Atlanta Falcons have benefitted from a model that in the Premier League would rarely work out (Getty)

“A strong coach will land grab and the ownership need to be strong enough about what their philosophy and aims are, to resist that,” Forde says. He cites Bayern Munich. ”A club of 25 players, 55 games [a season]. They tell their new managers: ‘This is us. We work the way we do.” It is a state of independent thinking that Manchester City aspired for after the Italian Roberto Mancini effectively set up a state within a state at the Etihad, insisting on bringing in a phalanx of his own staff. City spoke of a new “holistic” approach to running their business after Mancini left. They are still struggling to do that. Pep Guardiola’s arrival has coincided with a number of English ancillary staff leaving.

“What blows up eventually, in my mind, is the word trust,” McKay said this week, in the process of explaining why Forde had been so invaluable. “It’s the idea that somehow you begin to think that somebody else has a different agenda; that they’re not looking out for the same thing. And I think in many instances that comes from a lack of communication, and it winds up going to trust—and personnel winds up going to one side of the hall, coaching ends up on the other side of the hall, and it’s all bad … because then decisions are made for all the wrong reasons.”

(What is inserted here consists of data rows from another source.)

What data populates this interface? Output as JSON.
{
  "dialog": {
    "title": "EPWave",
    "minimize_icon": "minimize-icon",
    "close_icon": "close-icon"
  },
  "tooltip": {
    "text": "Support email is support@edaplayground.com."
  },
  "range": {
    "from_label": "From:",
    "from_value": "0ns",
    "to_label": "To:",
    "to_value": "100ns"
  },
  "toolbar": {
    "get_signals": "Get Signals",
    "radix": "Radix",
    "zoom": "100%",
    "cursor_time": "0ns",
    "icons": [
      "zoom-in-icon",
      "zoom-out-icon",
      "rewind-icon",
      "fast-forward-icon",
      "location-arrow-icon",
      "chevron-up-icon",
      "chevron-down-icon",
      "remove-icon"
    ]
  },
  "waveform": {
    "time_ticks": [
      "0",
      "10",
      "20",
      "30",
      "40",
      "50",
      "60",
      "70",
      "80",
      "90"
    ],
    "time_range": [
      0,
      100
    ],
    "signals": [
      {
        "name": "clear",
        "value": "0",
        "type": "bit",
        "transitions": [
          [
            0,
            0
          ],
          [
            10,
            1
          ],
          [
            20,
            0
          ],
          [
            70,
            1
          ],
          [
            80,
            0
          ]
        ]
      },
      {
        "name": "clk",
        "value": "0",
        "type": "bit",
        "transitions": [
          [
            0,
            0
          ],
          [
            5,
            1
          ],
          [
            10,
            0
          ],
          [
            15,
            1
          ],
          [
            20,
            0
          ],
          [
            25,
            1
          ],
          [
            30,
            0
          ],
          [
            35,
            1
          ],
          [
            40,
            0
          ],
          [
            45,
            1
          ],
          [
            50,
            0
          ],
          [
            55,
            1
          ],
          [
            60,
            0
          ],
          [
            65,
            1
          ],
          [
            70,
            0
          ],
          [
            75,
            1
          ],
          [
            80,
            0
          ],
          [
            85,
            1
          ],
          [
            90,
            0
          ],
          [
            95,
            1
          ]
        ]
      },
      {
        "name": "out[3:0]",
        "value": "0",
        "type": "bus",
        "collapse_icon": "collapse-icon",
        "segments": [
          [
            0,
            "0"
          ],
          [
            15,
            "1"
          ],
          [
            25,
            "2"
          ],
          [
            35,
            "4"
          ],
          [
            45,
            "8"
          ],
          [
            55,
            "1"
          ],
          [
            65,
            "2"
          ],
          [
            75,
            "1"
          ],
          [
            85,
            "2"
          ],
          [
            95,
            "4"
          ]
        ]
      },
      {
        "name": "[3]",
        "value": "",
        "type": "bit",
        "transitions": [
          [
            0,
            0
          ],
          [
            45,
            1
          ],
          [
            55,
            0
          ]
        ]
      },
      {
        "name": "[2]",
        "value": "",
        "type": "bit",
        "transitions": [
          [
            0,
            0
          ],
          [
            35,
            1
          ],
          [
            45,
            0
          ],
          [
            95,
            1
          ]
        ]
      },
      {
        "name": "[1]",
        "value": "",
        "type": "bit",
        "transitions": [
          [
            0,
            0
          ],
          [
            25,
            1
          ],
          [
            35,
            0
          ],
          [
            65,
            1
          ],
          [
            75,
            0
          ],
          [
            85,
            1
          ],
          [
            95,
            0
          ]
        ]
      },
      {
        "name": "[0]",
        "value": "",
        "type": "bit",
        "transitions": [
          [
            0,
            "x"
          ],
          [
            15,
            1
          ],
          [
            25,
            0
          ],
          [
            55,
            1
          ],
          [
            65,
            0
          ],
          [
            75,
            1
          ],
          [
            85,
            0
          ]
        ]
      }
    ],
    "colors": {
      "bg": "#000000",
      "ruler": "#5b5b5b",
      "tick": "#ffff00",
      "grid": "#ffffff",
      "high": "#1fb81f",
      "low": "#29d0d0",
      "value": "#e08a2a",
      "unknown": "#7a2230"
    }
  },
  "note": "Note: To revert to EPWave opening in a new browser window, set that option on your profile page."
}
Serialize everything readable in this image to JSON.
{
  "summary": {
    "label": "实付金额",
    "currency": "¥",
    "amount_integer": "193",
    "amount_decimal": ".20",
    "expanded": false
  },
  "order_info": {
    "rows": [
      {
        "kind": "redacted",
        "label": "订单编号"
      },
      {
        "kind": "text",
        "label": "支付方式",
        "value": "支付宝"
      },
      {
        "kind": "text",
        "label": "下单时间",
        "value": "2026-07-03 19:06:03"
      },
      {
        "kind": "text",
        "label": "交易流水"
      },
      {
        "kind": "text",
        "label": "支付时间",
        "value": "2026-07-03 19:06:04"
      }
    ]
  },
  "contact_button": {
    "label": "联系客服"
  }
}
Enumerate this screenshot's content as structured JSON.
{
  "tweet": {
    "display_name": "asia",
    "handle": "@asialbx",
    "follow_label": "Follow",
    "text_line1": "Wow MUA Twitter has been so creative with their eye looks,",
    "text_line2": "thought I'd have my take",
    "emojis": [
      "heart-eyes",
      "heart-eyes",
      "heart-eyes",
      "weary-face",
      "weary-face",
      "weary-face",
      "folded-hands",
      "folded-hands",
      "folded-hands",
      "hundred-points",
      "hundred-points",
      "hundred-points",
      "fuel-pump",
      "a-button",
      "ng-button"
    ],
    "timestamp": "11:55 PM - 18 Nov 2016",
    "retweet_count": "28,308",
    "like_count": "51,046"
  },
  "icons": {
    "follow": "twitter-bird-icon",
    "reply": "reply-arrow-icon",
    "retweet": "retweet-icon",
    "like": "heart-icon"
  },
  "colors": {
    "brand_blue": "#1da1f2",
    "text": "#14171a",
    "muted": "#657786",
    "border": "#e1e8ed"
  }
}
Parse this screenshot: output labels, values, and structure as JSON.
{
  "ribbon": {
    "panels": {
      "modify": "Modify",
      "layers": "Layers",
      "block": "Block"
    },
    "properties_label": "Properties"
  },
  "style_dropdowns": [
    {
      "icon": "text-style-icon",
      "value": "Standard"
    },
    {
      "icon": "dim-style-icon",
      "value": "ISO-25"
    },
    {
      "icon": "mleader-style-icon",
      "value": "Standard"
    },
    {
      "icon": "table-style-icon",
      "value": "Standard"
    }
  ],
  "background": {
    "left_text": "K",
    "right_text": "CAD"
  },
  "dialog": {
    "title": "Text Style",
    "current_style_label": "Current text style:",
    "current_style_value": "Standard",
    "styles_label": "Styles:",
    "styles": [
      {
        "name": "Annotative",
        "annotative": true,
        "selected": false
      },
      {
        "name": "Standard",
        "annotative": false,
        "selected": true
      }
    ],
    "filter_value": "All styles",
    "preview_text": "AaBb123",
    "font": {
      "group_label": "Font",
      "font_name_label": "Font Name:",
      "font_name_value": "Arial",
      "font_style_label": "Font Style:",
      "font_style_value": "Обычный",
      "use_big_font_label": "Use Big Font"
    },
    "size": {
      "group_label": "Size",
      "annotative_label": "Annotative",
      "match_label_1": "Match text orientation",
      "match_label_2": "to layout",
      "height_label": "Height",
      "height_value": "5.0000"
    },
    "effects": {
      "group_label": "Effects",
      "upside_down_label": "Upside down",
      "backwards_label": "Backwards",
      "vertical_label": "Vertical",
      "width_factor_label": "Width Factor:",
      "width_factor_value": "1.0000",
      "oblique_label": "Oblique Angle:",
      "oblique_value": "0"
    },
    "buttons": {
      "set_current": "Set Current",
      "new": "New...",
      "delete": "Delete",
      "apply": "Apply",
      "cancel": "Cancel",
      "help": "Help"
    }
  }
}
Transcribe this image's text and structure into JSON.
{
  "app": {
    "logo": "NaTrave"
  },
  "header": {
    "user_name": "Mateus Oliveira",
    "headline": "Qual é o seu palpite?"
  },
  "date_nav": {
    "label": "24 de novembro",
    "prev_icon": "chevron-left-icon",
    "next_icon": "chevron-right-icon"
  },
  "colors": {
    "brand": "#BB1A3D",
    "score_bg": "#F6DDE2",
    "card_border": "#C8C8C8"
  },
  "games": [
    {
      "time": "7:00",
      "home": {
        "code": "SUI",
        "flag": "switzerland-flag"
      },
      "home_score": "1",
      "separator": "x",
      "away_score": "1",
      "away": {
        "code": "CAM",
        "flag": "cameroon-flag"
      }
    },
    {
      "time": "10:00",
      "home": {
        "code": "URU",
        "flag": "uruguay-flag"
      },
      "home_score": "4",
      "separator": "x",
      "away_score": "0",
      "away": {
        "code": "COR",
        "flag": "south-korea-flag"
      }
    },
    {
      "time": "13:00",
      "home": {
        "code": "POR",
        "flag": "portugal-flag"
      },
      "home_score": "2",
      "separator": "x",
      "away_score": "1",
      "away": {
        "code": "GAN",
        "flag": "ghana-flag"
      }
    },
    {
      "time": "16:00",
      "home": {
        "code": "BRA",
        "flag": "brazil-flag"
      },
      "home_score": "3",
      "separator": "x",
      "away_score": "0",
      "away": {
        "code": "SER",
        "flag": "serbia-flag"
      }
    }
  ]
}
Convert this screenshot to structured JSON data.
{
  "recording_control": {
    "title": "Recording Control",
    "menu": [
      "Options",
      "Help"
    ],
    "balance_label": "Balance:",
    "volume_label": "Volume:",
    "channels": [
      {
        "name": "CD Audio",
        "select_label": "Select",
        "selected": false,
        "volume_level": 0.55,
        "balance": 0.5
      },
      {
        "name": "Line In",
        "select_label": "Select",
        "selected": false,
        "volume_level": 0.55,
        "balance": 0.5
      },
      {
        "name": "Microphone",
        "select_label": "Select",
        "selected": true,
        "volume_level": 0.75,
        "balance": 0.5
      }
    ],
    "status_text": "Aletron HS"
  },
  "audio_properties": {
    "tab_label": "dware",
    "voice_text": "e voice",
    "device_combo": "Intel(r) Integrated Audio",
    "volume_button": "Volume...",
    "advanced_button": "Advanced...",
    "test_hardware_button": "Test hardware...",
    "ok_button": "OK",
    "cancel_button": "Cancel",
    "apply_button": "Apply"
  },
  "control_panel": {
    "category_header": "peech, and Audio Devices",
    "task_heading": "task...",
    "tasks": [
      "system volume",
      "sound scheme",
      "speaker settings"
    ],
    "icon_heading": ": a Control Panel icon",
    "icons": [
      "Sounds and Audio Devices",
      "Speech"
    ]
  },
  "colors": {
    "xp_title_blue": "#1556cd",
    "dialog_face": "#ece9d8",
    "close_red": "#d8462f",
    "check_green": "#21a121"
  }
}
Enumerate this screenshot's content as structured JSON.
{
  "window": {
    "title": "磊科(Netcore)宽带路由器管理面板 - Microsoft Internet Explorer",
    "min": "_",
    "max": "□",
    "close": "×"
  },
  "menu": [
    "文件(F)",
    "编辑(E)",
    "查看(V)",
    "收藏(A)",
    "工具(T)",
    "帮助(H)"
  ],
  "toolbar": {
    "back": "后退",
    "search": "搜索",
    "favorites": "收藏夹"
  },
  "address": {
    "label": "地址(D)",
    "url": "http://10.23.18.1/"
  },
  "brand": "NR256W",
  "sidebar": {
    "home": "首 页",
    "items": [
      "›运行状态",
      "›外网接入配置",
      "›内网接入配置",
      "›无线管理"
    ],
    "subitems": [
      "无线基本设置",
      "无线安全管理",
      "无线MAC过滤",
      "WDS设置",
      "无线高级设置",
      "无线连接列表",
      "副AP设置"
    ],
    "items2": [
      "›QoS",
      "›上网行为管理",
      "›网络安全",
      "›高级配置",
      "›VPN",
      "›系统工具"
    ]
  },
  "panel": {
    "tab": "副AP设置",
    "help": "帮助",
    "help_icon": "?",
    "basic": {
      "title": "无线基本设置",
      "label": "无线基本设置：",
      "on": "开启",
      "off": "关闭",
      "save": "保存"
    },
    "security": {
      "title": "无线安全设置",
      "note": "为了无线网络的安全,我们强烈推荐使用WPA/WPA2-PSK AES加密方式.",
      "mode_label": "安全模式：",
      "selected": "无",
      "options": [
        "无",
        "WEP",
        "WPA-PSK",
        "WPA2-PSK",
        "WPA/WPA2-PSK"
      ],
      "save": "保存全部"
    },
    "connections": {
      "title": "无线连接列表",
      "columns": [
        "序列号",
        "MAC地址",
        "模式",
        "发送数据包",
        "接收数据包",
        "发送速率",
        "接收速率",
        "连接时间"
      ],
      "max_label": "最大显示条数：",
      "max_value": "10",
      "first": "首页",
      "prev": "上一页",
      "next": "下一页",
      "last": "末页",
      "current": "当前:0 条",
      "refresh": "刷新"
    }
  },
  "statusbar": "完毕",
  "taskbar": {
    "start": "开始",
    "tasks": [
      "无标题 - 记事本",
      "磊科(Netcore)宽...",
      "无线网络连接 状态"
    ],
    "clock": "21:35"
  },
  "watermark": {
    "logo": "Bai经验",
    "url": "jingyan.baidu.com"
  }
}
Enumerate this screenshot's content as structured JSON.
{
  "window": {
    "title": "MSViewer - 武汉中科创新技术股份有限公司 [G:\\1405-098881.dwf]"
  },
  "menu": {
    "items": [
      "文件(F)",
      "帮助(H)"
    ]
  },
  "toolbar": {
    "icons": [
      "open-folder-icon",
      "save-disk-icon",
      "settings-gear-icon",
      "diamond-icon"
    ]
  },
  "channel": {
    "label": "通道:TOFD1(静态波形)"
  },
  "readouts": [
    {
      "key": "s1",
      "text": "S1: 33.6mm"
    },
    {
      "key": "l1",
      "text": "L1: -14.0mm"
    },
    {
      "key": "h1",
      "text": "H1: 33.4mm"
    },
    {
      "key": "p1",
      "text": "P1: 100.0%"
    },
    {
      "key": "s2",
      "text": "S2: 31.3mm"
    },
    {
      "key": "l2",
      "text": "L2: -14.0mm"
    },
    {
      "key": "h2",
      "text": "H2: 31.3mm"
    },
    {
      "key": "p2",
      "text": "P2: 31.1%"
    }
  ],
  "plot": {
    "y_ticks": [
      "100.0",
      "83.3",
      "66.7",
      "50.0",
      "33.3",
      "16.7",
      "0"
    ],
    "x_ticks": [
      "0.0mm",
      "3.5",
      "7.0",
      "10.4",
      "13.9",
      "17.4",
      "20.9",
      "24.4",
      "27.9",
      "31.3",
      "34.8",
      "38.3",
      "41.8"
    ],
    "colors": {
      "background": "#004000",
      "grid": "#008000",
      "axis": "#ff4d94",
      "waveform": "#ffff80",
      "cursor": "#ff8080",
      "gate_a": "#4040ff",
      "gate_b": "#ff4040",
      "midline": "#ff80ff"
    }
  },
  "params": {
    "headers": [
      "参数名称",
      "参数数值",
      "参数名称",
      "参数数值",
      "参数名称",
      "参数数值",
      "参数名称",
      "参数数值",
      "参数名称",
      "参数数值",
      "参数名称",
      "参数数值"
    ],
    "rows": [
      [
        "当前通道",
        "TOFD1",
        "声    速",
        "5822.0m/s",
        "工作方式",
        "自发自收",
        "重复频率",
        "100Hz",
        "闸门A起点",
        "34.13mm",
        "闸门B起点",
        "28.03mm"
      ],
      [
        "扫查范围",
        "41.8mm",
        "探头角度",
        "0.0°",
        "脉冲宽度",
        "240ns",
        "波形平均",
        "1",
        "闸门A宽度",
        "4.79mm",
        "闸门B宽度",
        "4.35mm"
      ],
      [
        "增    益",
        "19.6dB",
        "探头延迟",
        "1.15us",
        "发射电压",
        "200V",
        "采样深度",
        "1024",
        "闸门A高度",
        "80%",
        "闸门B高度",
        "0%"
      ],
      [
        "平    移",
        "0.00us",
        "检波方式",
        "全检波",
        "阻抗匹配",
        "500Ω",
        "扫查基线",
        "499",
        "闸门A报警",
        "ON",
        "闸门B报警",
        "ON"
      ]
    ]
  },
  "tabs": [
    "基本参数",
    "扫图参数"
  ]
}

Removing big egos from players has helped turn the Falcons around, insists Mike Forde (Getty)

Forde’s work in the Premier League transfer market has also fascinated the Americans. The potential risks attached to buying players in that division is far higher, with multiple nationalities and language and higher asset values. US sport, with its salary caps and principally American market for players, presents fewer surprises. The Americans want help with how they can extract better competitive advantage, and secure marginal gain, in how they spend on players.

Mike Forde, former Chelsea sporting director and current Sportsology CEO, talks with Carlo Ancelotti

The decreasing shelf life of the American sports coach makes the changes Forde helps supervise a more frequent challenge. The average NFL and NBA coach will last 3.2 years. The average tenure of the Premier League manager is 1.8 years, which suggest that the division’s own owners might want to investigate the process, too. English sport tends to think it knows best, though as Forde’s own departure from Chelsea in 2013 only went to show. Jose Mourinho returned as the new manager and within a week the director of football operations became surplus to requirement.